Monsieur X et sa femme ont été sauvés des flammes par des voisins qui les ont conduits à l’hôpital. Quelques temps plus tard, Madame trouvait refuge dans sa famille tandis que Monsieur quittait le Bangladesh et parvenait à se rendre en France où il demandait l’asile.

L’Office français de protection des réfugiés et apatrides (OFPRA) a rejeté sa demande au motif que ses déclarations paraissaient récitées. Il en a conclu qu’elles ne permettaient pas de tenir les faits allégués pour établis et de regarder comme fondées les craintes de persécution exprimées.

Pour convaincre la Cour nationale du droit d’asile (CNDA) que l’OFPRA avait commis une erreur d’appréciation, il a été demandé à Monsieur X de réunir des éléments permettant de corroborer ses dires.

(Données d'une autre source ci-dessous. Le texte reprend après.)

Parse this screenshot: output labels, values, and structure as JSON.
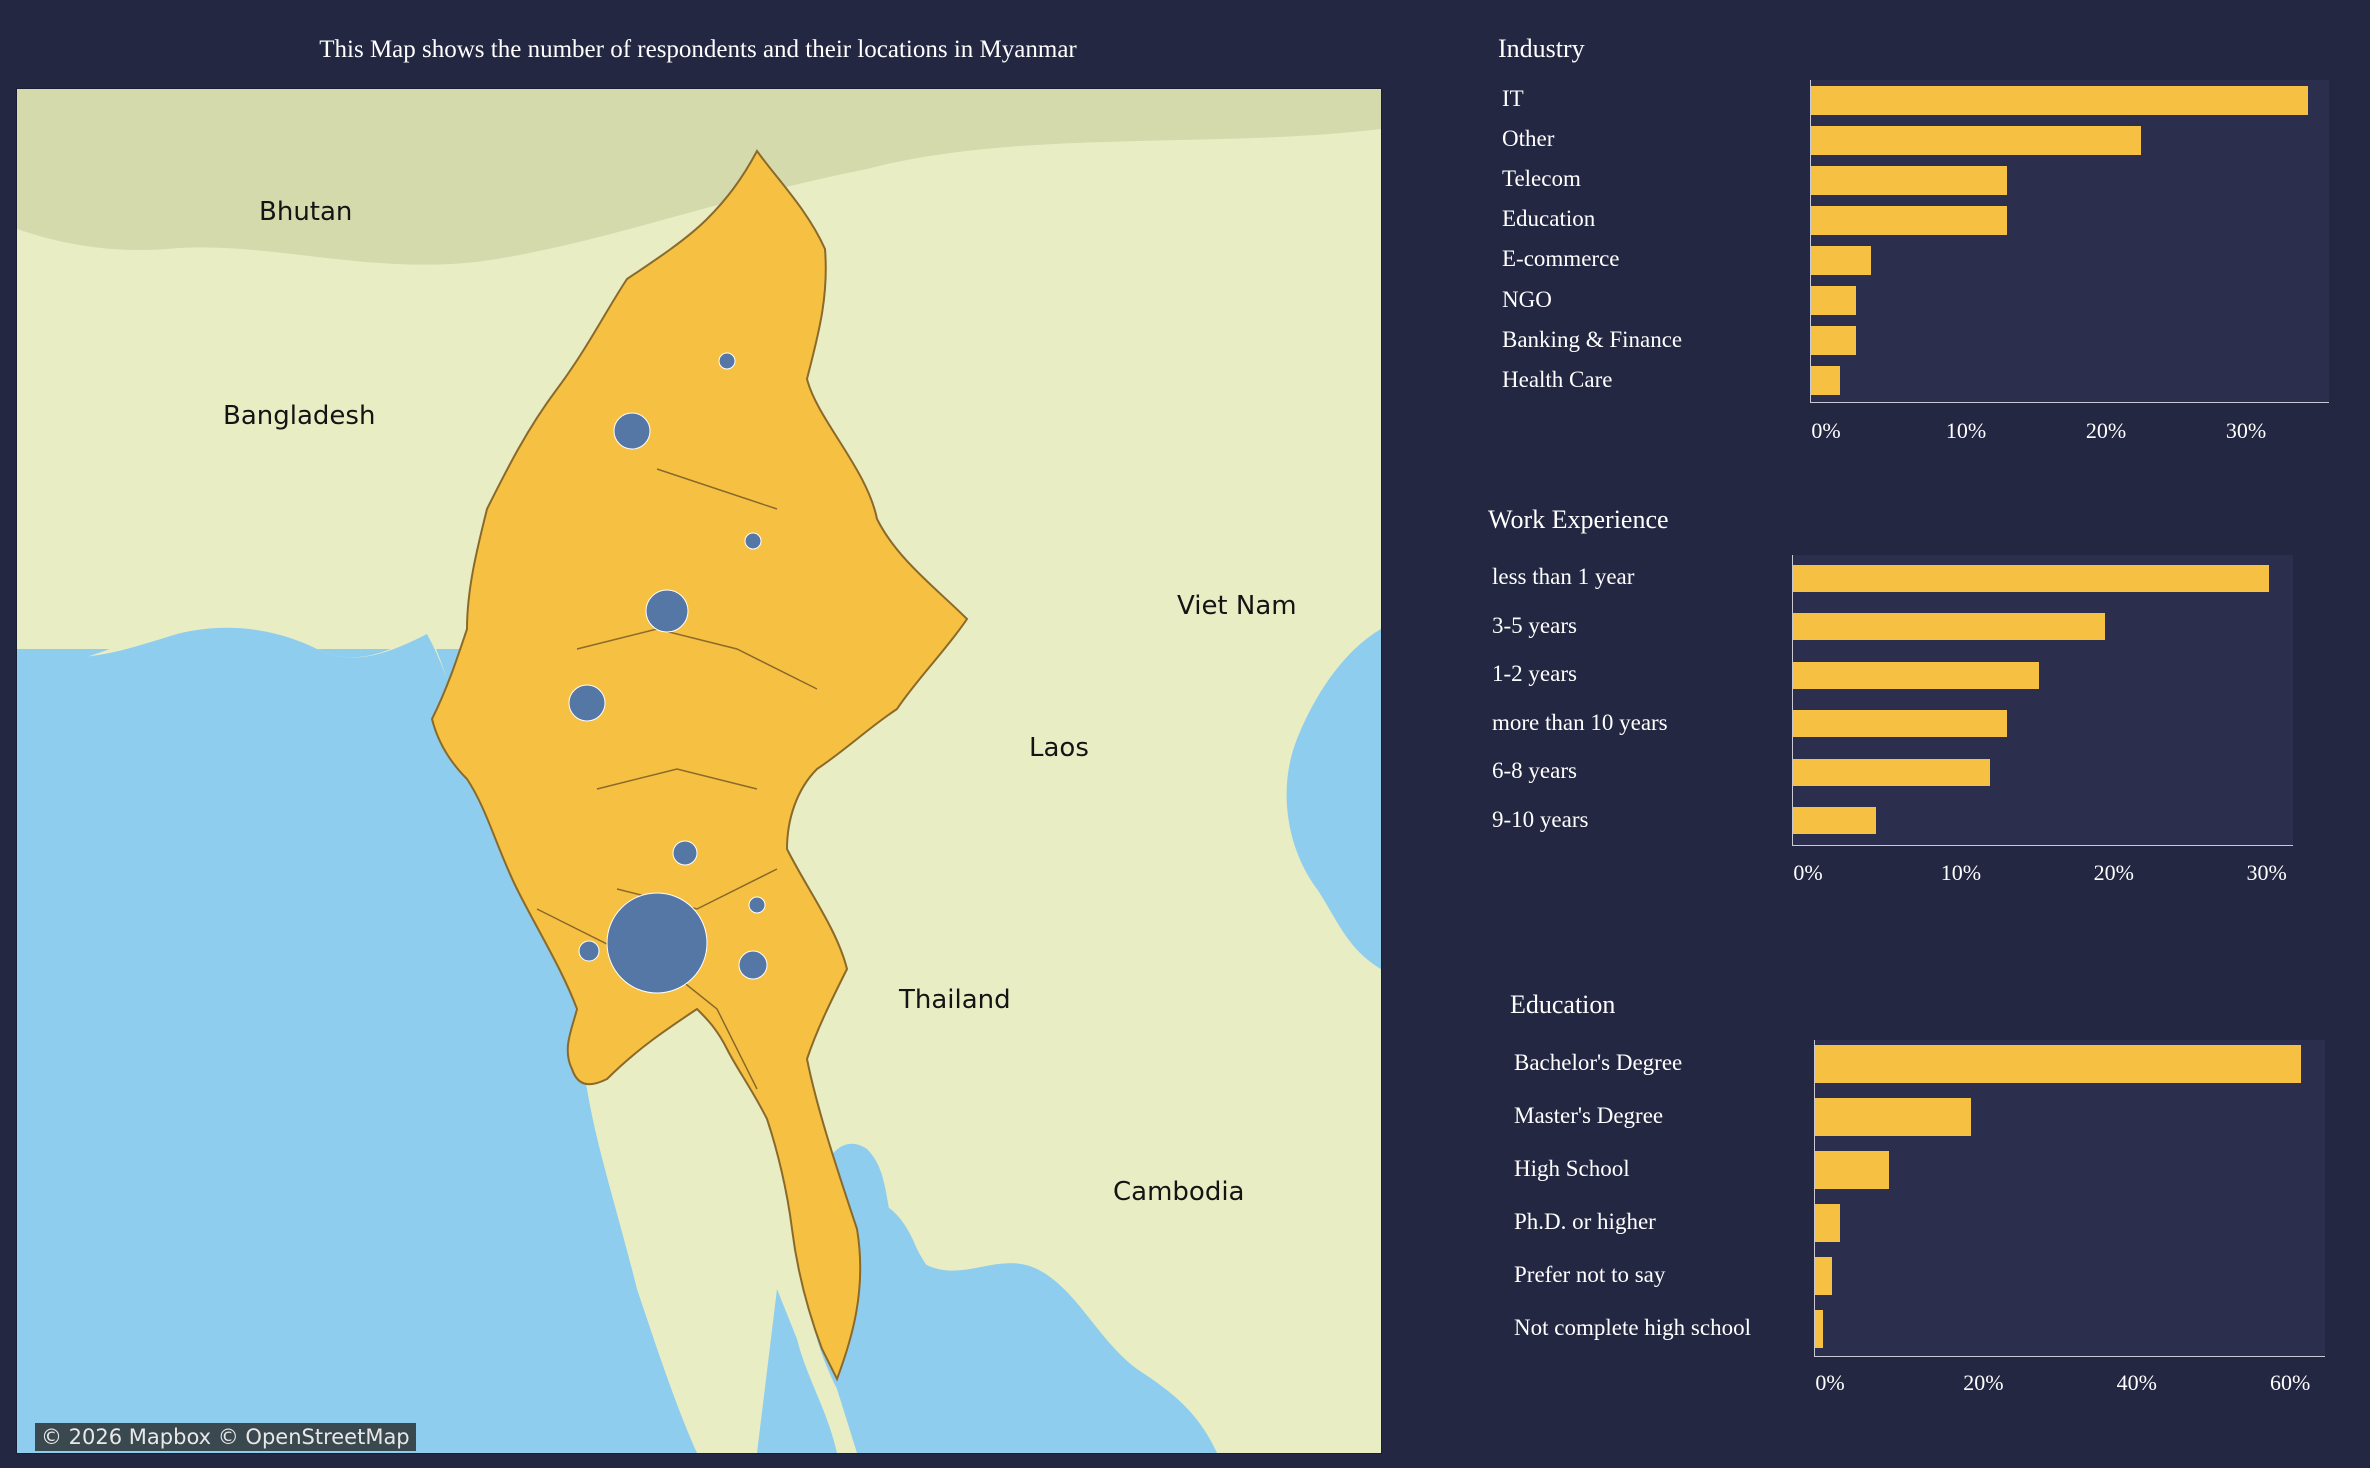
{
  "map": {
    "title": "This Map shows the number of respondents and their locations in Myanmar",
    "labels": {
      "bhutan": "Bhutan",
      "bangladesh": "Bangladesh",
      "vietnam": "Viet Nam",
      "laos": "Laos",
      "thailand": "Thailand",
      "cambodia": "Cambodia"
    },
    "attribution": "© 2026 Mapbox  © OpenStreetMap",
    "colors": {
      "sea": "#8fcdee",
      "land": "#e8edc4",
      "myanmar": "#f6c043",
      "bubble": "#5577a6"
    }
  },
  "chart_data": [
    {
      "type": "bar",
      "orientation": "horizontal",
      "title": "Industry",
      "categories": [
        "IT",
        "Other",
        "Telecom",
        "Education",
        "E-commerce",
        "NGO",
        "Banking & Finance",
        "Health Care"
      ],
      "values": [
        35.5,
        23.6,
        14,
        14,
        4.3,
        3.2,
        3.2,
        2.1
      ],
      "unit": "%",
      "xlim": [
        0,
        37
      ],
      "ticks": [
        0,
        10,
        20,
        30
      ],
      "tick_labels": [
        "0%",
        "10%",
        "20%",
        "30%"
      ]
    },
    {
      "type": "bar",
      "orientation": "horizontal",
      "title": "Work Experience",
      "categories": [
        "less than 1 year",
        "3-5 years",
        "1-2 years",
        "more than 10 years",
        "6-8 years",
        "9-10 years"
      ],
      "values": [
        31.1,
        20.4,
        16.1,
        14,
        12.9,
        5.4
      ],
      "unit": "%",
      "xlim": [
        0,
        32.7
      ],
      "ticks": [
        0,
        10,
        20,
        30
      ],
      "tick_labels": [
        "0%",
        "10%",
        "20%",
        "30%"
      ]
    },
    {
      "type": "bar",
      "orientation": "horizontal",
      "title": "Education",
      "categories": [
        "Bachelor's Degree",
        "Master's Degree",
        "High School",
        "Ph.D. or higher",
        "Prefer not to say",
        "Not complete high school"
      ],
      "values": [
        63.4,
        20.4,
        9.7,
        3.2,
        2.2,
        1.1
      ],
      "unit": "%",
      "xlim": [
        0,
        66.5
      ],
      "ticks": [
        0,
        20,
        40,
        60
      ],
      "tick_labels": [
        "0%",
        "20%",
        "40%",
        "60%"
      ]
    }
  ],
  "colors": {
    "background": "#232742",
    "plot_bg": "#2b2e4d",
    "bar": "#f6c043"
  }
}
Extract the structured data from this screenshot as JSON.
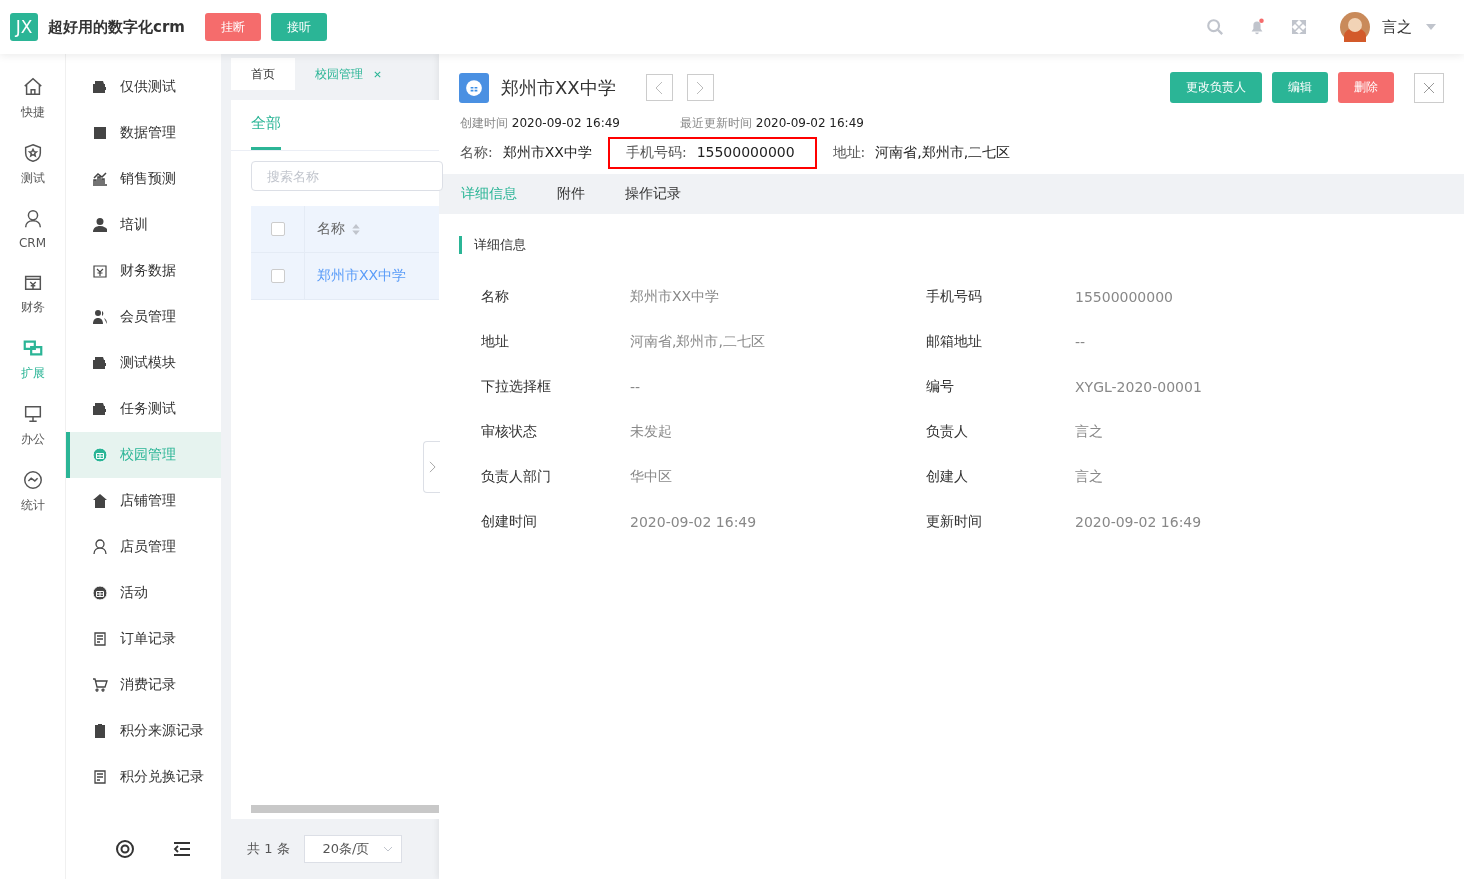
{
  "header": {
    "logo": "JX",
    "title": "超好用的数字化crm",
    "buttons": [
      {
        "label": "挂断",
        "kind": "danger"
      },
      {
        "label": "接听",
        "kind": "primary"
      }
    ],
    "notification_dot": true,
    "user": "言之"
  },
  "rail": [
    {
      "label": "快捷",
      "selected": false
    },
    {
      "label": "测试",
      "selected": false
    },
    {
      "label": "CRM",
      "selected": false
    },
    {
      "label": "财务",
      "selected": false
    },
    {
      "label": "扩展",
      "selected": true
    },
    {
      "label": "办公",
      "selected": false
    },
    {
      "label": "统计",
      "selected": false
    }
  ],
  "menu": [
    {
      "label": "仅供测试",
      "selected": false
    },
    {
      "label": "数据管理",
      "selected": false
    },
    {
      "label": "销售预测",
      "selected": false
    },
    {
      "label": "培训",
      "selected": false
    },
    {
      "label": "财务数据",
      "selected": false
    },
    {
      "label": "会员管理",
      "selected": false
    },
    {
      "label": "测试模块",
      "selected": false
    },
    {
      "label": "任务测试",
      "selected": false
    },
    {
      "label": "校园管理",
      "selected": true
    },
    {
      "label": "店铺管理",
      "selected": false
    },
    {
      "label": "店员管理",
      "selected": false
    },
    {
      "label": "活动",
      "selected": false
    },
    {
      "label": "订单记录",
      "selected": false
    },
    {
      "label": "消费记录",
      "selected": false
    },
    {
      "label": "积分来源记录",
      "selected": false
    },
    {
      "label": "积分兑换记录",
      "selected": false
    }
  ],
  "page_tabs": [
    {
      "label": "首页",
      "selected": false,
      "closable": false
    },
    {
      "label": "校园管理",
      "selected": true,
      "closable": true
    }
  ],
  "list": {
    "filter_tab": "全部",
    "search": {
      "placeholder": "搜索名称"
    },
    "column": "名称",
    "all_checked": false,
    "rows": [
      {
        "name": "郑州市XX中学",
        "checked": false
      }
    ],
    "total": "共 1 条",
    "page_size": "20条/页"
  },
  "detail": {
    "title": "郑州市XX中学",
    "created_label": "创建时间",
    "created": "2020-09-02 16:49",
    "updated_label": "最近更新时间",
    "updated": "2020-09-02 16:49",
    "summary": [
      {
        "label": "名称:",
        "value": "郑州市XX中学",
        "highlighted": false
      },
      {
        "label": "手机号码:",
        "value": "15500000000",
        "highlighted": true
      },
      {
        "label": "地址:",
        "value": "河南省,郑州市,二七区",
        "highlighted": false
      }
    ],
    "actions": [
      {
        "label": "更改负责人",
        "kind": "primary"
      },
      {
        "label": "编辑",
        "kind": "primary"
      },
      {
        "label": "删除",
        "kind": "danger"
      }
    ],
    "tabs": [
      {
        "label": "详细信息",
        "selected": true
      },
      {
        "label": "附件",
        "selected": false
      },
      {
        "label": "操作记录",
        "selected": false
      }
    ],
    "section": "详细信息",
    "fields": [
      {
        "label": "名称",
        "value": "郑州市XX中学"
      },
      {
        "label": "手机号码",
        "value": "15500000000"
      },
      {
        "label": "地址",
        "value": "河南省,郑州市,二七区"
      },
      {
        "label": "邮箱地址",
        "value": "--"
      },
      {
        "label": "下拉选择框",
        "value": "--"
      },
      {
        "label": "编号",
        "value": "XYGL-2020-00001"
      },
      {
        "label": "审核状态",
        "value": "未发起"
      },
      {
        "label": "负责人",
        "value": "言之"
      },
      {
        "label": "负责人部门",
        "value": "华中区"
      },
      {
        "label": "创建人",
        "value": "言之"
      },
      {
        "label": "创建时间",
        "value": "2020-09-02 16:49"
      },
      {
        "label": "更新时间",
        "value": "2020-09-02 16:49"
      }
    ]
  }
}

C’est ainsi que les documents suivants ont pu être rassemblés :

  • une lettre de son avocat bangladais transmettant la copie des trois actes d’accusation dressés à son encontre ;
  • les bulletins de sortie de l’hôpital mentionnant succinctement ses blessures et celles de sa femme ;
  • le certificat de décès de leur enfant.

Ces documents ont été produits à l’appui de deux mémoires complémentaires destinés à répondre aux objections de l’OFPRA et à justifier la demande d’asile.

Toutefois, au-delà de ces documents, dont l’authenticité est toujours sujette à caution, ce sont les déclarations du requérant lors de l’audience qui ont achevé de convaincre les magistrats de la CNDA de la réalité de l’engagement politique du requérant et des persécutions qui s’en sont suivies.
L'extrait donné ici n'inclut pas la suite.